+ Poëzie.
We oordelen vaak op gerucht. laten we slechte geruchten niet circuleren.
Profeteren rechtvaardige uitkomst. Ze zijn klaar om te genieten van
hun woede, en met een dorst dromen we van wraak. We lachen om
iemands verdriet. En beledigen je met een woord van mishandeling.
Om anderen zonder spijt te verraden, om te liegen voor toestemming
van zaken, om geestelijke kwellingen te maken, voor degenen die
alleen het goede wilden. We voeden afgunst zo nu en dan, blinde haat
is vruchtbaar, we weten hoe we het met gemeenheid moeten gebruiken,
maar we willen niet veranderen.
De gedachten in mijn hoofd zijn opgewonden van moed. En de rijmpjes zijn licht om hen te ontmoeten die rennen. En vingers vragen om pen, pen naar papier. En gedichten zullen vrijelijk stromen. Dus het schip slaapt roerloos in het onbeweeglijke vocht. Zeilers haasten zich plotseling, kruipen omhoog, omlaag en zeilen opgeblazen, de wind is vol. De zee bewoog en ontleedde de golven.
Als dorst leidt naar het water, zal het u leiden tot de hoop van het doel.
Je volgt haar. En laat de winden scheurt u, geplaagd door regen, orkanen
niet opgeven, gaan. Gewoon geloven. En dan in staat om de bron te
bereiken. Om vooruit te gaan, zelfs als ik moet kruipen. Op het dashboard,
op de grens van beheer om weerstand te bieden, niet om te vallen, te drogen
lippen vastklampen aan levengevende water. En de sterren, weerspiegeld
in de spiegel van de donker water. Je zal het zien, en in staat zijn
om de sterren te raken.
In de pechvogel is de schuld. En de gelukkige beide zijn de schuldige. Word ook rechterhand en links. Het is noodzakelijk om uniek te zijn. Om het geluk ondeelbaar te maken. Liefde hierin helpt altijd. Maak geen verwijten met fouten, maar knijp in zijn hand de hand van zijn man. En het zal door elke bloem gaan, het is zo belangrijk voor hem om gewoon te weten: Wat in het leven viel hij: "vlieg"! Met de inheemse, geliefde vrouw te zijn. Waar ik wilde mee leven ...
Harp ...
Wanneer mijn groene gras het stof verbergt. Wanneer, na een korte
tijd te zeggen, ik alleen in je mond zal drinken. Alleen een schaduw
in je verbeelding.Als vrienden jong zijn op feesten word ik niet
herinnerd met wijn, neem dan een eenvoudige harp mee,
zij was mijn vriend een vriend van dromen.
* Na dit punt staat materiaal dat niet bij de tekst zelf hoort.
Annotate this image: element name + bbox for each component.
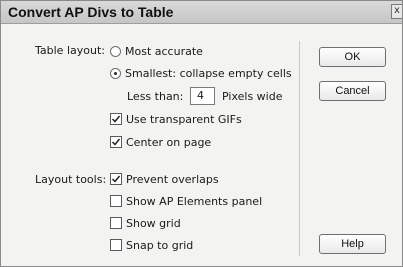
use-transparent-gifs-label: Use transparent GIFs — [126, 112, 242, 126]
show-ap-elements-panel-label: Show AP Elements panel — [126, 194, 263, 208]
checkbox-center-on-page[interactable]: Center on page — [110, 134, 211, 150]
checkmark-icon — [111, 175, 121, 183]
checkbox-checked[interactable] — [110, 173, 122, 185]
convert-ap-divs-dialog: Convert AP Divs to Table x Table layout:… — [0, 0, 403, 267]
radio-smallest-label: Smallest: collapse empty cells — [125, 66, 292, 80]
close-icon[interactable]: x — [391, 4, 402, 19]
checkbox-unchecked[interactable] — [110, 217, 122, 229]
table-layout-label: Table layout: — [35, 44, 105, 57]
checkmark-icon — [111, 115, 121, 123]
center-on-page-label: Center on page — [126, 135, 212, 149]
checkbox-checked[interactable] — [110, 113, 122, 125]
radio-button-unselected[interactable] — [110, 45, 121, 57]
checkbox-show-grid[interactable]: Show grid — [110, 215, 181, 231]
checkbox-show-ap-elements-panel[interactable]: Show AP Elements panel — [110, 193, 262, 209]
checkbox-snap-to-grid[interactable]: Snap to grid — [110, 237, 193, 253]
checkbox-prevent-overlaps[interactable]: Prevent overlaps — [110, 171, 219, 187]
title-bar: Convert AP Divs to Table x — [1, 1, 402, 24]
vertical-divider — [299, 41, 300, 256]
less-than-input[interactable]: 4 — [190, 87, 215, 105]
pixels-wide-label: Pixels wide — [222, 90, 283, 103]
cancel-button[interactable]: Cancel — [319, 81, 386, 101]
radio-most-accurate[interactable]: Most accurate — [110, 43, 203, 59]
checkbox-unchecked[interactable] — [110, 239, 122, 251]
radio-smallest[interactable]: Smallest: collapse empty cells — [110, 65, 292, 81]
prevent-overlaps-label: Prevent overlaps — [126, 172, 219, 186]
checkmark-icon — [111, 138, 121, 146]
checkbox-checked[interactable] — [110, 136, 122, 148]
checkbox-unchecked[interactable] — [110, 195, 122, 207]
radio-button-selected[interactable] — [110, 67, 121, 79]
snap-to-grid-label: Snap to grid — [126, 238, 194, 252]
checkbox-use-transparent-gifs[interactable]: Use transparent GIFs — [110, 111, 242, 127]
help-button[interactable]: Help — [319, 234, 386, 254]
dialog-title: Convert AP Divs to Table — [8, 4, 174, 20]
layout-tools-label: Layout tools: — [35, 173, 107, 186]
show-grid-label: Show grid — [126, 216, 181, 230]
radio-most-accurate-label: Most accurate — [125, 44, 203, 58]
ok-button[interactable]: OK — [319, 47, 386, 67]
less-than-label: Less than: — [127, 90, 184, 103]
Hang het in het huis tegen het raam.
Zodat de wind van de herfst er overheen speelde. Zelfs met de echo
van de liederen van de afgelopen dagen. Haar rinkelende snaar zal
niet wakker worden. Onder je sneeuwwitte hand. Van, degene die je
liefde zong, zal slapen, om niet weer wakker te worden.
Stille geest in de toren.
Ik ben de zwarte slaaf van het verdoemde bloed.
Ik houd de halve duisternis in haar ongerepte alkoof.
Ik kijk naar haar sleutels. En ik ben aanwezig, onzichtbaar.
Wanneer zwaarden elkaar kruisen. Voor schoonheid onbereikbaar.
Mijn stem is doof, mijn haar is grijs. Functies zijn vreselijk onroerend.
Bij mij mijn hele leven, één verbond. Het verbond van dienstbaarheid van
het ondoorgrondelijke.
Kan ik vrienden zijn zonder de overtuigingen van mijn vriend te delen? Is het mogelijk om vrienden te zijn zonder het goed te keuren. Het is bijna letterlijk niets?